Human evaluation has always been considered the most reliable form of evaluation in Natural Language Processing (NLP), but recent research has thrown up a number of concerning issues, including in the design (Belz et al., 2020; Howcroft et al., 2020) and execution (Thomson et al., 2024) of human evaluation experiments. Standardisation and comparability across different experiments is low, as is reproducibility in the sense that repeat runs of the same evaluation often do not support the same main conclusions, quite apart from not producing similar scores.

The current situation is likely to be in part due to how human evaluation is viewed in NLP: not as something that needs to be studied and learnt before venturing into conducting an evaluation experiment, but something that anyone can throw together without prior knowledge by pulling in a couple of students from the lab next door.

Our aim with this tutorial is primarily to inform participants about the range of options available and choices that need to be made when creating human evaluation experiments, and what the implications of different decisions are. Moreover, we will present best practice principles and practical tools that help researchers design scientifically rigorous, informative and reliable experiments.

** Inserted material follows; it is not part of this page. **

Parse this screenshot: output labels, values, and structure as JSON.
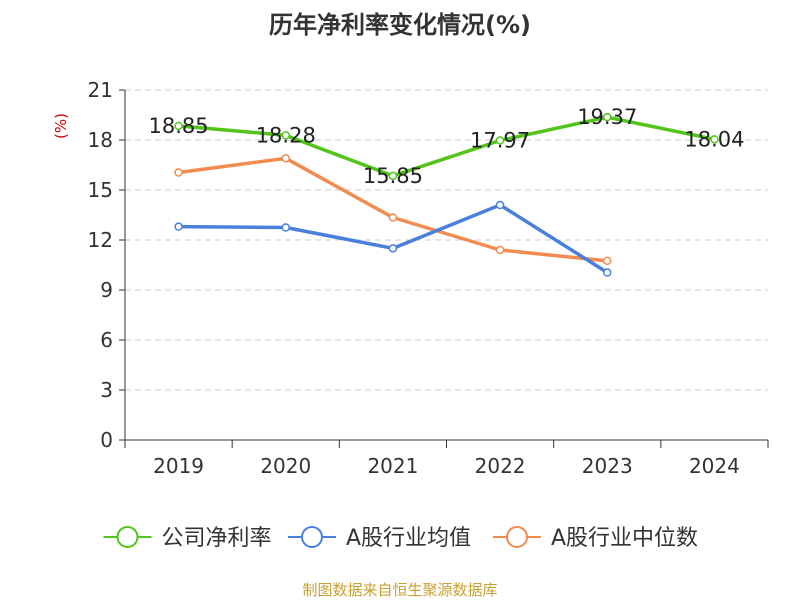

As can be seen from the schedule below, the tutorial is structured into a series of presentations and brief exercises, followed by a practical session at the end where participants will be supported in creating some of the steps in developing an evaluation experiment, and analysing results from them, using tools and other resources provided by the tutorial team.

We aim to address all aspects of human evaluation of system outputs in a research setting, equipping participants with the knowledge, tools, resources and hands-on experience needed to design and execute rigorous and reliable human evaluation experiments. Take-home materials and online resources will continue to support participants in conducting experiments after the tutorial.

Schedule

Time	Duration	Unit #	Topic
09:30—10:00	30 mins	Unit 1	Introduction
10:00—10:30	30 mins	Unit 2	Development and Components of Human Evaluations
10:30—10:45	15 mins		Break
10:45—11:45	60 mins	Unit 3	Quality Criteria and Evaluation Modes
11:45—12:30	45 mins	Unit 4	Experiment Design
12:30—14:00	90 mins		Lunch
14:00—15:15	75 mins	Unit 5	Statistical Analysis of Results
15:15—15:30	15 mins		Break
15:30—16:15	45 mins	Unit 6	Experiment Implementation
16:15—16:40	25 mins	Unit 7	Experiment Execution
16:40—16:55	15 mins		Break
16:55—18:30	95 mins	Unit 8	Practical Session

Reading List

Anya Belz, João Sedoc, Craig Thomson, Simon Mille and Rudali Huidrom. 2024. The INLG 2024 Tutorial on Human Evaluation of NLP System Quality: Background, Overall Aims, and Summaries of Taught Units. In Proceedings of the 17th International Conference on Natural Language Generation, Tokyo, Japan.